In a proposal that has all the makings of a controversy, the Centre wants all teaching in playschools to be in the mother tongue or the local vernacular language.
The plan is a part of the proposed early childhood care and education policy (ECCE) which says English can be taught but would not be the medium of instruction. Some educationists said this neither takes into account the diversity of the country nor the increasingly cosmopolitan character of its cities.
Drafted by the women and child development ministry, the policy contains a broad framework for running a playschool/creche, including space requirement, trained staff, sanitation facilities, teacher-children ratio etc.
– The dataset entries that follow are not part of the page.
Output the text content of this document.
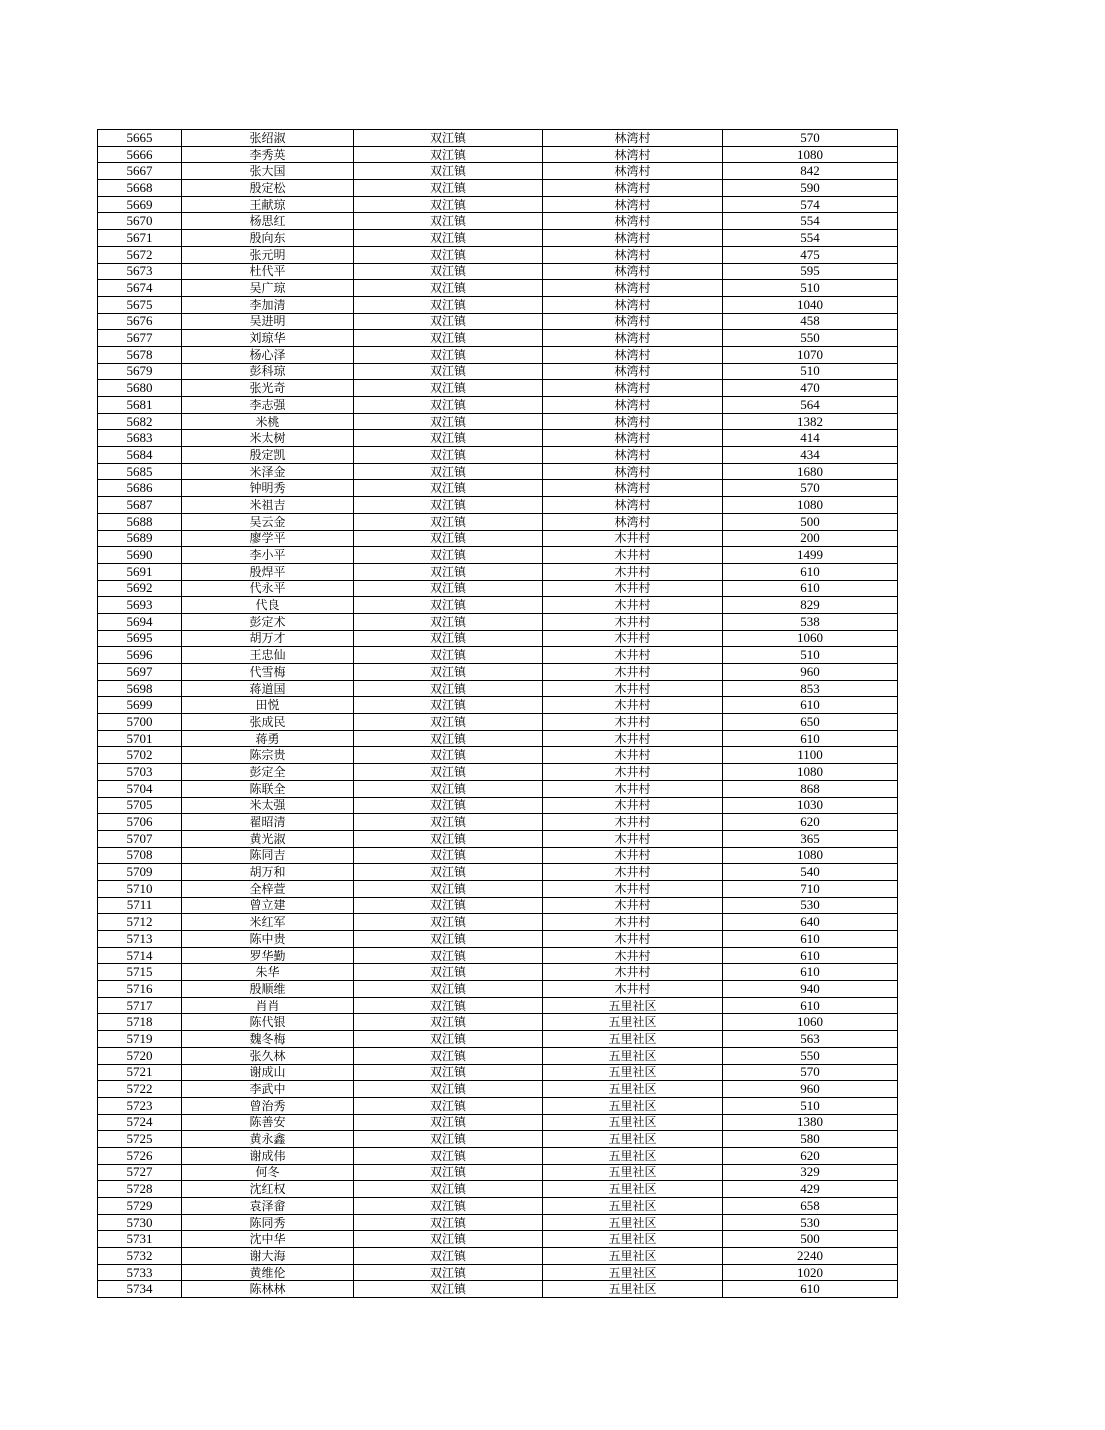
5665	张绍淑	双江镇	林湾村	570
5666	李秀英	双江镇	林湾村	1080
5667	张大国	双江镇	林湾村	842
5668	殷定松	双江镇	林湾村	590
5669	王献琼	双江镇	林湾村	574
5670	杨思红	双江镇	林湾村	554
5671	殷向东	双江镇	林湾村	554
5672	张元明	双江镇	林湾村	475
5673	杜代平	双江镇	林湾村	595
5674	吴广琼	双江镇	林湾村	510
5675	李加清	双江镇	林湾村	1040
5676	吴进明	双江镇	林湾村	458
5677	刘琼华	双江镇	林湾村	550
5678	杨心泽	双江镇	林湾村	1070
5679	彭科琼	双江镇	林湾村	510
5680	张光奇	双江镇	林湾村	470
5681	李志强	双江镇	林湾村	564
5682	米桃	双江镇	林湾村	1382
5683	米太树	双江镇	林湾村	414
5684	殷定凯	双江镇	林湾村	434
5685	米泽金	双江镇	林湾村	1680
5686	钟明秀	双江镇	林湾村	570
5687	米祖吉	双江镇	林湾村	1080
5688	吴云金	双江镇	林湾村	500
5689	廖学平	双江镇	木井村	200
5690	李小平	双江镇	木井村	1499
5691	殷焊平	双江镇	木井村	610
5692	代永平	双江镇	木井村	610
5693	代良	双江镇	木井村	829
5694	彭定术	双江镇	木井村	538
5695	胡万才	双江镇	木井村	1060
5696	王忠仙	双江镇	木井村	510
5697	代雪梅	双江镇	木井村	960
5698	蒋道国	双江镇	木井村	853
5699	田悦	双江镇	木井村	610
5700	张成民	双江镇	木井村	650
5701	蒋勇	双江镇	木井村	610
5702	陈宗贵	双江镇	木井村	1100
5703	彭定全	双江镇	木井村	1080
5704	陈联全	双江镇	木井村	868
5705	米太强	双江镇	木井村	1030
5706	翟昭清	双江镇	木井村	620
5707	黄光淑	双江镇	木井村	365
5708	陈同吉	双江镇	木井村	1080
5709	胡万和	双江镇	木井村	540
5710	全梓萱	双江镇	木井村	710
5711	曾立建	双江镇	木井村	530
5712	米红军	双江镇	木井村	640
5713	陈中贵	双江镇	木井村	610
5714	罗华勤	双江镇	木井村	610
5715	朱华	双江镇	木井村	610
5716	殷顺维	双江镇	木井村	940
5717	肖肖	双江镇	五里社区	610
5718	陈代银	双江镇	五里社区	1060
5719	魏冬梅	双江镇	五里社区	563
5720	张久林	双江镇	五里社区	550
5721	谢成山	双江镇	五里社区	570
5722	李武中	双江镇	五里社区	960
5723	曾治秀	双江镇	五里社区	510
5724	陈善安	双江镇	五里社区	1380
5725	黄永鑫	双江镇	五里社区	580
5726	谢成伟	双江镇	五里社区	620
5727	何冬	双江镇	五里社区	329
5728	沈红权	双江镇	五里社区	429
5729	袁泽畲	双江镇	五里社区	658
5730	陈同秀	双江镇	五里社区	530
5731	沈中华	双江镇	五里社区	500
5732	谢大海	双江镇	五里社区	2240
5733	黄维伦	双江镇	五里社区	1020
5734	陈林林	双江镇	五里社区	610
It also includes a paragraph about mother tongue/local vernacular/home language being the primary language of interaction in all ECCE programmes. Although it does not preclude the introduction of English given a young child’s ability to learn languages, the policy stresses on the mother tongue approach more than once.
While this is in line with the guiding principles of the NCERT’s National Curriculum Framework, it is the first time a national policy lays down in black and white that the medium of instruction for children aged below six years should be the mother tongue.
Some educationists approved of the idea.
“This was long overdue. It makes sense to have this in the policy because once you start in the language that the child is comfortable in, it is very easy to move to the next level, Starting in the mother tongue gives a tremendous boost to the child’s development,” said Indu Kaura, former principal of the child care centre at Lady Irwin College.
But others questioned it, pointing at an increasingly cosmopolitan setup where mother tongues differ and even the languages of the parents differ, making English at times the primary language of conversation at home. They also ask how the child can make a seamless transition from playschool to a regular one if it is not used to instructions in English. Playschool chains said there were practical difficulties in this “academic” line.